Both of these texts are lucid (if not sparkling) English
text that correspond to the TSC (give or take alternate interpretations of the
handwriting). They took me about 15 minutes each to write. One is a love poem
(somewhat like the text of the Rubaiyat
in which the TSC was found) and one looks like something a Soviet spy might
send to his superiors. A group of writers could surely come up with endless TSC
solutions on these or practically any other themes and probably never,
duplicate each other's work. The simple fact demonstrated here is: The TSC,
like most initialisms, is undecodable into the original text because it has
virtually limitless solutions. And therefore, if the TSC is not found in some
previously existing text, the source text that generated it will never be
known.
Grammatical Analysis
It is easy to lay out, analytically, why most initialisms
from English text have endless numbers of solutions. Most of what I say here
will apply to a great number of other languages, but I discuss English
specifically.
English vocabulary falls into two rough subsets. There are
function words, generally drawn from closed classes of words, and content
words, generally drawn from open classes of words. Nouns, verbs, adjectives,
and adverbs are content words. They comprise the vast majority of all of the
words in English. Pronouns, conjunctions, prepositions, and articles are
function words. Those parts of speech have only about 3 to 90 words each.

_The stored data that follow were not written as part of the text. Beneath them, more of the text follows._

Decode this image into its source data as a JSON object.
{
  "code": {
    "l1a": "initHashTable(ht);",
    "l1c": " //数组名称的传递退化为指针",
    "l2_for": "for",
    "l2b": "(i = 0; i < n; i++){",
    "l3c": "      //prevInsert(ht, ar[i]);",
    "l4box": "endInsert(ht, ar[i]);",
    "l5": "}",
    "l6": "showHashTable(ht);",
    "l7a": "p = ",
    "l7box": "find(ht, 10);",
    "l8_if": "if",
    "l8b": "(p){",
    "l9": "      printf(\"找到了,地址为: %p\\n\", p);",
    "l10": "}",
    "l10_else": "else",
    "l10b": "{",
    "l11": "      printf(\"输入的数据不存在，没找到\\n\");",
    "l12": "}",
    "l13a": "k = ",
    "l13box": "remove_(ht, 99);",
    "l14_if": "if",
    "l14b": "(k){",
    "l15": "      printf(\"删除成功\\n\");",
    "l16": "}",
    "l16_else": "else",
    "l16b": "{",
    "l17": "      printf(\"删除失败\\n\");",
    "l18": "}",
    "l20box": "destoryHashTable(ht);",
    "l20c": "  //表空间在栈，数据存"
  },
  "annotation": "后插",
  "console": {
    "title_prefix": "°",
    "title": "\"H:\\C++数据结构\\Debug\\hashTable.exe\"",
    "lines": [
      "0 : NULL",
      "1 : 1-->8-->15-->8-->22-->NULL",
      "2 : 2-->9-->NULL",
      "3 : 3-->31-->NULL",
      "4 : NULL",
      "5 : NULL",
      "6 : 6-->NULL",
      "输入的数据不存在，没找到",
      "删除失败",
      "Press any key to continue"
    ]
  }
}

For all but the rarest letters in English, you can come up
with a very long list of any of the content word classes that begin with that
letter. For the function words, this is not possible. For example, there are
only three coordinating conjunctions: and,
or, and but. There are no coordinating conjunctions in English that begin
with 'z', ‘t’, or ‘e’.
Take any typical passage in English text, and write down the
initialism. You may then freely generate almost endless alternative readings of
the initialism by changing the content words to other examples of the same part
of speech.
"The platypus is one of the strangest animals in
Australian fauna."
"The pioneer is one of the strongest archetypes in
American fiction."
"The pastegh is one of the sweetest aliments in
Armenian food."
It's easy to do this with the content words in virtually any
sentence. So even if we kept the function words the same (as in the previous
examples), we can still generate many sentences with the same initialism and
warp the meaning entirely.
It is relatively difficult to play the same trick with
function words, because there are so few options to swap in. However, we could
choose different function words in different locations, in effect moving the
pivot of function words to another location and then manipulate the content
words in their new positions.
"Tommy, play in our old toyroom since Annie is acting
funny."
Most function words begin with relatively common letters in
English, which is true almost by definition. These letters can be used in other
words, content or function, and so the location of function words in an
initialism cannot be pinned down.
There are rare letters that could greatly restrict the
freedom of recombination shown above. A sequence like XXQXX in an initialism
might have actually no valid readings in English. However, the TSC has only one
rare letter, Q. Does the Q, or any other pattern in the TSC significantly
constrain the range of possibilities for TSC readings? If we can't determine
for absolute certain the reading of TSC, can we meaningfully narrow it down?
Learning from Examples
Using the same Project Gutenberg corpus which was searched
for matches of TSC substrings, we can search for shorter substrings to see
which phrases might match them. Substrings of length 6 are useful for providing
multiple matches (at least 7 unique readings) for each position in the TSC. If
the particular letters in the TSC constrain the possible readings
significantly, then we should see repeated patterns in the Gutenberg matches.
It should be noted first that the Gutenberg corpus has
multiple copies of some texts within it, which inflates the counts unnaturally.
This observation notwithstanding, there is no substring of length 6 in the TSC
that has any single reading which comprises the majority of its Gutenberg hits.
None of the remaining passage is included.